Addressing the Crisis
While staff wellbeing may be high on the agenda for 75% of retail CEOs, it’s clear that employers aren’t currently doing enough to protect the physical safety and wellbeing of their staff. The Retail Trust reported that 54% of managers felt unequipped to deal with their team’s mental health issues and 40% of retailers don’t have a wellbeing strategy in place.
However, simple personal safety technology, such as the service offered by Peoplesafe, can have a tangible impact on feelings of safety and mental wellbeing.
Personal safety alarms can provide a low-cost solution that increases a sense of safety and wellbeing for employees. Where in-store CCTV systems may cost thousands of pounds, personal safety alarms provide a significantly cheaper alternative for near-instant access to an emergency response and improved peace of mind. Overt personal safety technology can play a significant role in deterring abuse. For example, Body Worn Cameras have been shown to reduce abuse by 47% as aggressors can clearly see themselves being recorded.
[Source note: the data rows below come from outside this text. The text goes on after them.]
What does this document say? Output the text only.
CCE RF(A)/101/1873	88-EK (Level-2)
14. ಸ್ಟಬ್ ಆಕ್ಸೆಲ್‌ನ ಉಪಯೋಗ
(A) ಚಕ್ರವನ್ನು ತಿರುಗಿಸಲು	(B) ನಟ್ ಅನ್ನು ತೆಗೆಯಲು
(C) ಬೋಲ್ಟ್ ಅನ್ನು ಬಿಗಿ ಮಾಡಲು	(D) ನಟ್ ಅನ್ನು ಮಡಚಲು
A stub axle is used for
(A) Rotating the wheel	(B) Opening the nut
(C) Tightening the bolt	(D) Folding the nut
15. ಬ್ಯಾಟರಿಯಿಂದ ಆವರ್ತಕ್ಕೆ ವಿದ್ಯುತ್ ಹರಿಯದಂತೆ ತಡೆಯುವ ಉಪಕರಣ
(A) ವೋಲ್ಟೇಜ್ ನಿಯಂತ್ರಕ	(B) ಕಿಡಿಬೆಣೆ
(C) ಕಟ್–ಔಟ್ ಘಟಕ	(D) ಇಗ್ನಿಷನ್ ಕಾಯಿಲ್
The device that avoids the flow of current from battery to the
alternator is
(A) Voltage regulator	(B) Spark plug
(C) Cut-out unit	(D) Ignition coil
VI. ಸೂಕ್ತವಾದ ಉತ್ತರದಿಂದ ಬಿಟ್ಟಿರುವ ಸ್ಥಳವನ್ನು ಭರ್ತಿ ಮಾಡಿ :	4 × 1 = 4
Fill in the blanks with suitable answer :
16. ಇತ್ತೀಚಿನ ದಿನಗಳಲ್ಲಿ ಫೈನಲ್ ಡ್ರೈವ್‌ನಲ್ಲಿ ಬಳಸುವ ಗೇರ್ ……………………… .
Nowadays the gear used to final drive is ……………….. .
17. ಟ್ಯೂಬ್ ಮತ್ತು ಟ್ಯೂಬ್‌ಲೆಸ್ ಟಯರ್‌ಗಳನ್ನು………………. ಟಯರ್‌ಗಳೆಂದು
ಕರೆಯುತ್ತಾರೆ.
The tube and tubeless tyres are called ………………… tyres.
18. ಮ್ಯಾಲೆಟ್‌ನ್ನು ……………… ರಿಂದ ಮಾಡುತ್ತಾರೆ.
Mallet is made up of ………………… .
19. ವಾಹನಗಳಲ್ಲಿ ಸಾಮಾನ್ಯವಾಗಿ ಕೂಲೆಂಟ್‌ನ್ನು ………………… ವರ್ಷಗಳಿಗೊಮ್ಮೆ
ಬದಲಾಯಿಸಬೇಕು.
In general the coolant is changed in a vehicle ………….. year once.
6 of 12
Additionally, this technology that makes employees feel safer, can make them significantly more likely to take on a public-facing role. In fact, we found that 50% of employees would consider a front-line role if equipped with safety tech. Focussing on employee safety may therefore be another so far untapped retention tool that could make significant improvements to the way staff feel about coming into work and staying in their current role. Low-cost personal safety measures may help increase a sense of safety and wellbeing and for retail employers daunted by the current recruitment crisis, there appears to be a tangible recruitment and retention benefit too.
As well as implementing technology, employers need to improve support for staff, train colleagues to deal with abusive behaviour and make it clear to customers that abusive behaviour won’t be tolerated. Signs throughout the store and badges for staff members can help highlight that they are here to help.
While it’s clear that the retail industry is facing a wellbeing crisis, employers can go beyond compliance to protect their staff and see both human and business benefits as a result. By focusing on employee wellbeing, retail employers can create a happier and more productive workforce that benefits everyone.